I peruse a few LJ communities. I'm not a member of these communities yet, though I'm thinking about it. Must confess, I'm moving with a sometimes characteristic prodigious speed, measured in furlongs per fortnight. So I can't post into those communities yet.
Anne (allgreggedup ) wrote in artinnudity
Okay, no nude art in the post, but a question about lighting (since it's photography, can I ask it? If not, anyone know a good photography community and/or forum that I can ask?)
My college's photo club is looking to acquire some lighting equipment as we have basically none. What sorts of lighting do you find the most useful? What will produce some interesting effects that cannot be garnered by rigged lamps, etc. Which are easiest to handle and to store?
I've never used specialized lighting equipment, so I'm in the dark (pun fully intended) when it comes to this subject.
Now, actually, my response is truly to a reply to other comments made by photographers. These photographers all listed lighting they use, fairly simple, easy to find and purchase, and often quite inexpensive. Many of these solutions are available at hardware stores or the big "do it yourself" chains such as Lowe's and Home Depot, et cetera. I'm using some of these solutions myself: halogen work lights on stands, clamp lights where the sockets will support a 250 watt bulb. I've also bought some lighting supplies from a local photo supply store; these too are, though, at the economy end of the price scale. Quite adequate to my needs, primarily light stands for some electronic flash units I purchased used, and some incandescent fixtures which will support a 500 watt bulb.
My total investment into lighting is comfortably less than $100 US.
allgreggedup replied that the club submits their budget annually and "it's better to list" the fancy, cool stuff that costs a lot... and does anyone have suggestions for this fancy, cool stuff (that costs a lot) and where to get it?
Yes, I do... all the items mentioned above (note: in the other photographer's comments). IMHO you're missing the point. It's not the neat, nifty, expensive gadgets that make effective lighting. It's what you learn to do with what you have.

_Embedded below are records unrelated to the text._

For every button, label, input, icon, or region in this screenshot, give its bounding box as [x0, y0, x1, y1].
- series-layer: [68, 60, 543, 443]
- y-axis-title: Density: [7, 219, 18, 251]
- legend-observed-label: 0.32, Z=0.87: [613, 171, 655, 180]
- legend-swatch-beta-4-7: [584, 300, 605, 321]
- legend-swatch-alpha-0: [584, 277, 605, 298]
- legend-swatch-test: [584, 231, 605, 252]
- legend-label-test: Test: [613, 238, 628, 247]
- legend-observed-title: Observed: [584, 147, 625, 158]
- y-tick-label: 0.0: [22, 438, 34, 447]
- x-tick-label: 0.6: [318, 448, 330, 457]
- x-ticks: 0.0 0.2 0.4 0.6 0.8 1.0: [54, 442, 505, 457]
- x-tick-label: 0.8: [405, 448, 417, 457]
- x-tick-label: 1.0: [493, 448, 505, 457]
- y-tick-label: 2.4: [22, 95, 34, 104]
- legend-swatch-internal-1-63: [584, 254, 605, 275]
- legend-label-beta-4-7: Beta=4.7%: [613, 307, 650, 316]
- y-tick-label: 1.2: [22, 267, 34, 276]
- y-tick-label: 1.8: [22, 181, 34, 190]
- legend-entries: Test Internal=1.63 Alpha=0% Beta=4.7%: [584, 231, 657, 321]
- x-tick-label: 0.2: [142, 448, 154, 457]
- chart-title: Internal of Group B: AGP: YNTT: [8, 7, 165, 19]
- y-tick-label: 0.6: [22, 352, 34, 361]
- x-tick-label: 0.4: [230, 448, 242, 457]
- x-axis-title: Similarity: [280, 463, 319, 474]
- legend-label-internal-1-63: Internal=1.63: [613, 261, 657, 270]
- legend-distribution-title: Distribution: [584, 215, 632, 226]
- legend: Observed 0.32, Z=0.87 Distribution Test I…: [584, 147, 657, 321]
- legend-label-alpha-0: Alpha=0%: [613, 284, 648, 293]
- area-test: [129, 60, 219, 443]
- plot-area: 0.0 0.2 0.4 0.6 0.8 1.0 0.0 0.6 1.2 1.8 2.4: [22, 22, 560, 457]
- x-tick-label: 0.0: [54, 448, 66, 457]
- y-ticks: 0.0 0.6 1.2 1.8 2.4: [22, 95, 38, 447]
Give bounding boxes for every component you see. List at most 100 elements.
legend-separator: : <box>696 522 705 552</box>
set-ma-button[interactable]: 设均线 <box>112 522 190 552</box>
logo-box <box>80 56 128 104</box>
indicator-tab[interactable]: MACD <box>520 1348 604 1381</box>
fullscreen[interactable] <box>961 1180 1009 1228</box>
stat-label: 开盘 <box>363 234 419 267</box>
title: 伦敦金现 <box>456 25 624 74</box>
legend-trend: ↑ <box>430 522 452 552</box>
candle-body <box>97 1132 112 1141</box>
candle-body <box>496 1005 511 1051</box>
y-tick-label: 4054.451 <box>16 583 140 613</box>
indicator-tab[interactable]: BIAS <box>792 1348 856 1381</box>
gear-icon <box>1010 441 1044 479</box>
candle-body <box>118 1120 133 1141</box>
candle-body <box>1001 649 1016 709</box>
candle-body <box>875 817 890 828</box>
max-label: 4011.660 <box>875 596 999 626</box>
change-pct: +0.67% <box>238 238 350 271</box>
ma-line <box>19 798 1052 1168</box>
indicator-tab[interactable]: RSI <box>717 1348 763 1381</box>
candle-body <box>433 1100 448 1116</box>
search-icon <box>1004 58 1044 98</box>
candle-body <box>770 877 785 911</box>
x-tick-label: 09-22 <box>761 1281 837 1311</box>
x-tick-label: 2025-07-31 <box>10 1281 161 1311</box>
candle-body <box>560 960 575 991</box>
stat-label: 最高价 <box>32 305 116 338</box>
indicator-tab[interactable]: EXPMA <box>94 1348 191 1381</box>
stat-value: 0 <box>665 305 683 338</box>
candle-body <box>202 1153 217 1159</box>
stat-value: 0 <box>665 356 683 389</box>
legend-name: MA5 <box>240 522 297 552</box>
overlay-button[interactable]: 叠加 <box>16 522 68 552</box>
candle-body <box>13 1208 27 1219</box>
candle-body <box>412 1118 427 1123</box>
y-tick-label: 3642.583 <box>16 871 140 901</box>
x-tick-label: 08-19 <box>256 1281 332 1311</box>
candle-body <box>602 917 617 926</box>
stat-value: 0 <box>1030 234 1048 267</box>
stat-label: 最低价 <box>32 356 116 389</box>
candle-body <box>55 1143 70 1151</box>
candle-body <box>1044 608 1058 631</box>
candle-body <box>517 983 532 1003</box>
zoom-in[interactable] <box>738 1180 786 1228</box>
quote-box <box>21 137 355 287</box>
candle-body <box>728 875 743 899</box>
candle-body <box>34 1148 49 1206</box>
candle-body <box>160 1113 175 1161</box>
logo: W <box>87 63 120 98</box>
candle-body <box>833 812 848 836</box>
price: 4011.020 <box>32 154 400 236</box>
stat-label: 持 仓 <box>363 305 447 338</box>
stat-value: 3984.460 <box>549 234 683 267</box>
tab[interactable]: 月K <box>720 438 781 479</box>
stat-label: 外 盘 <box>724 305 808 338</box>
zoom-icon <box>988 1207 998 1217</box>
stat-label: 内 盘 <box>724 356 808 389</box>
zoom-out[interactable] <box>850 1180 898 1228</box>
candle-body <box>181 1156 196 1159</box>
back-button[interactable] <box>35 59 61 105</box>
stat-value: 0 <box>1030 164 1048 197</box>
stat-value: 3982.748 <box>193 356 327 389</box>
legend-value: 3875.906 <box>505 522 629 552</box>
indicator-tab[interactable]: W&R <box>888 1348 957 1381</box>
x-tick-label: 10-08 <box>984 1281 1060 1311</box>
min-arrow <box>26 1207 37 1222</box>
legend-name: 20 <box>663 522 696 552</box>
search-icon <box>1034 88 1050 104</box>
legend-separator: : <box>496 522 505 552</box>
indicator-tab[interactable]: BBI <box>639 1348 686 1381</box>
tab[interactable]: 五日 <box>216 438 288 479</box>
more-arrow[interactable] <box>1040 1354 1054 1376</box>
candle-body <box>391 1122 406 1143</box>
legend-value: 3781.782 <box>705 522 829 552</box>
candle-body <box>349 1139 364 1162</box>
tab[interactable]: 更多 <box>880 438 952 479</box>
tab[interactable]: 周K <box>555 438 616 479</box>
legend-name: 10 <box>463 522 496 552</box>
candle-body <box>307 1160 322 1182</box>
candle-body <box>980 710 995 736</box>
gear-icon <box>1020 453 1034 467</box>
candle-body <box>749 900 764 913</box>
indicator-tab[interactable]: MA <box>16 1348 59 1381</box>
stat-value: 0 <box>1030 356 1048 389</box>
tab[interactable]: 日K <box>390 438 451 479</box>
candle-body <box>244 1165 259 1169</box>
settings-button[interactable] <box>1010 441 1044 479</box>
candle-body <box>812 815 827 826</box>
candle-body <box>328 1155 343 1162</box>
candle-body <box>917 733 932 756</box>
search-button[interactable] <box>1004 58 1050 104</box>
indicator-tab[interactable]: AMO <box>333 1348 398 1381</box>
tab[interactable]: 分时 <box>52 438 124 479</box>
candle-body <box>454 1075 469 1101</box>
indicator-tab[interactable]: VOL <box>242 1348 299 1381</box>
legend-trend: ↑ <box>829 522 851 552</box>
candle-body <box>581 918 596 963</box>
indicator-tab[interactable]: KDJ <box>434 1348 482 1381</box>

You need gadgets? Look for light stands, barn doors, snoots, filters.
Or maybe, fund your budget for speakers to present classes where you can learn how you make your own lights when you no longer have that college photo club funding. In the long run, this will prove significantly more valuable to you than any chance to play with neat, nifty, expensive gadgets.
But then, I confess to being excessively opinionated on frequent occasion.